As regular CFZ-watchers will know, for some time Corinna has been doing a column for Animals & Men and a regular segment on On The Track... particularly about out-of-place birds and rare vagrants. There seem to be more and more bird stories from all over the world hitting the news these days so, to make room for them all - and to give them all equal and worthy coverage - she has set up this new blog to cover all things feathery and Fortean.

Friday 26 August 2016

Biodiversity begins at home: Saving old villages helps save farmland birds


Date: August 17, 2016
Source: British Ecological Society (BES)

Preserving old villages and farm buildings -- and being more creative in designing new rural homes -- could help halt the decline in European farmland bird populations, according to new research published in the Journal of Applied Ecology.

The study, led by Dr Zuzanna Rosin of Adam Mickiewicz University, found that traditional villages in Poland are biodiversity hotspots for farmland birds, whose populations have declined at an alarming rate across Europe over recent decades.

As agriculture becomes ever more intensive, traditional villages will play an increasingly important role in farmland bird conservation, says Rosin, so preserving the variety of farms, homes and building materials is key to conserving farmland birds, whose numbers have fallen dramatically.
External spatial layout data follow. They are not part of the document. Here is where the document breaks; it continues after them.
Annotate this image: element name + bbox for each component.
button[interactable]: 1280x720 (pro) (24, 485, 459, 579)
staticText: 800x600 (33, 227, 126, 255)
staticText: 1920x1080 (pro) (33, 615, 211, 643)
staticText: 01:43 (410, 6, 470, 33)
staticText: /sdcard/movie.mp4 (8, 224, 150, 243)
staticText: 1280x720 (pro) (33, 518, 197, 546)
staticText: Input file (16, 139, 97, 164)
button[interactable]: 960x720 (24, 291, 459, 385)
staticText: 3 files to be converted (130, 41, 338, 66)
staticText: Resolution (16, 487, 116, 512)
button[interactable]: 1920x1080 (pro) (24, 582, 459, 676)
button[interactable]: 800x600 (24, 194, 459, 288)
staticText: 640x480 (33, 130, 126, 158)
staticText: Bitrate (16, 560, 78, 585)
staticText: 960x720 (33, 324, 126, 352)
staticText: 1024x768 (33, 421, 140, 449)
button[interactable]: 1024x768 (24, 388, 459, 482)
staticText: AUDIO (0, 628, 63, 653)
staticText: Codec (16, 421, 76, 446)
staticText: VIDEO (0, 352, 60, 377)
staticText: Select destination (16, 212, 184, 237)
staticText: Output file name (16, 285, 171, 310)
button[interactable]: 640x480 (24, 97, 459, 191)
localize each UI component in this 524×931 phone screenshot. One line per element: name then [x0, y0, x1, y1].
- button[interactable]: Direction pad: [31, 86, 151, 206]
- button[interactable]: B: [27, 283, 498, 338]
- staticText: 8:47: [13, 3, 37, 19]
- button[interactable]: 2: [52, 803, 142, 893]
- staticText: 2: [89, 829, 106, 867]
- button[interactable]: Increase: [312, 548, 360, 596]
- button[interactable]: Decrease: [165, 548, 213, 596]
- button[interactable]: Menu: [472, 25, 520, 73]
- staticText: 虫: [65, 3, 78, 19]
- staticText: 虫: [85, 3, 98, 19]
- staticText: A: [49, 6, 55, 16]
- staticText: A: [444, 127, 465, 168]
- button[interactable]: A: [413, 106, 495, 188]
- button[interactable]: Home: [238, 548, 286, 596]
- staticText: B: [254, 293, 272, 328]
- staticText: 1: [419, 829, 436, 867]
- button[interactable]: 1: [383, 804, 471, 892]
According the official State of Europe's Common Birds, between 1980 and 2005 the population of crested larks declined by 95%, corn buntings by 61% and linnets by 54%.

Previous studies have pointed to agricultural intensification, with the resulting loss of habitat, as a major cause of farmland bird declines. But the importance of old farms and villages to bird biodiversity has been little studied until now.

Working in two regions of western and southern Poland, Wielkopolska and Małopolska, the team of ecologists from Poland and Sweden counted the number and species of birds at three spatial scales: single rural property, village and landscape.

They visited 78 homes and farms in 30 villages, and recorded 12,000 individual birds from 135 species, including many species which are declining in Europe. They found that old rural properties had more birds, from more species, than buildings constructed after 1989 and that farmsteads hosted more bird species than homesteads.

They also found that old, traditional villages are biodiversity hotspots for farmland birds, and that the proportion of new homes in a village has a dramatic impact on bird life. They found 20-25 bird species in villages with less than 10% new dwellings, but when new homes made up 40-50% of a village, fewer than 10 bird species remained.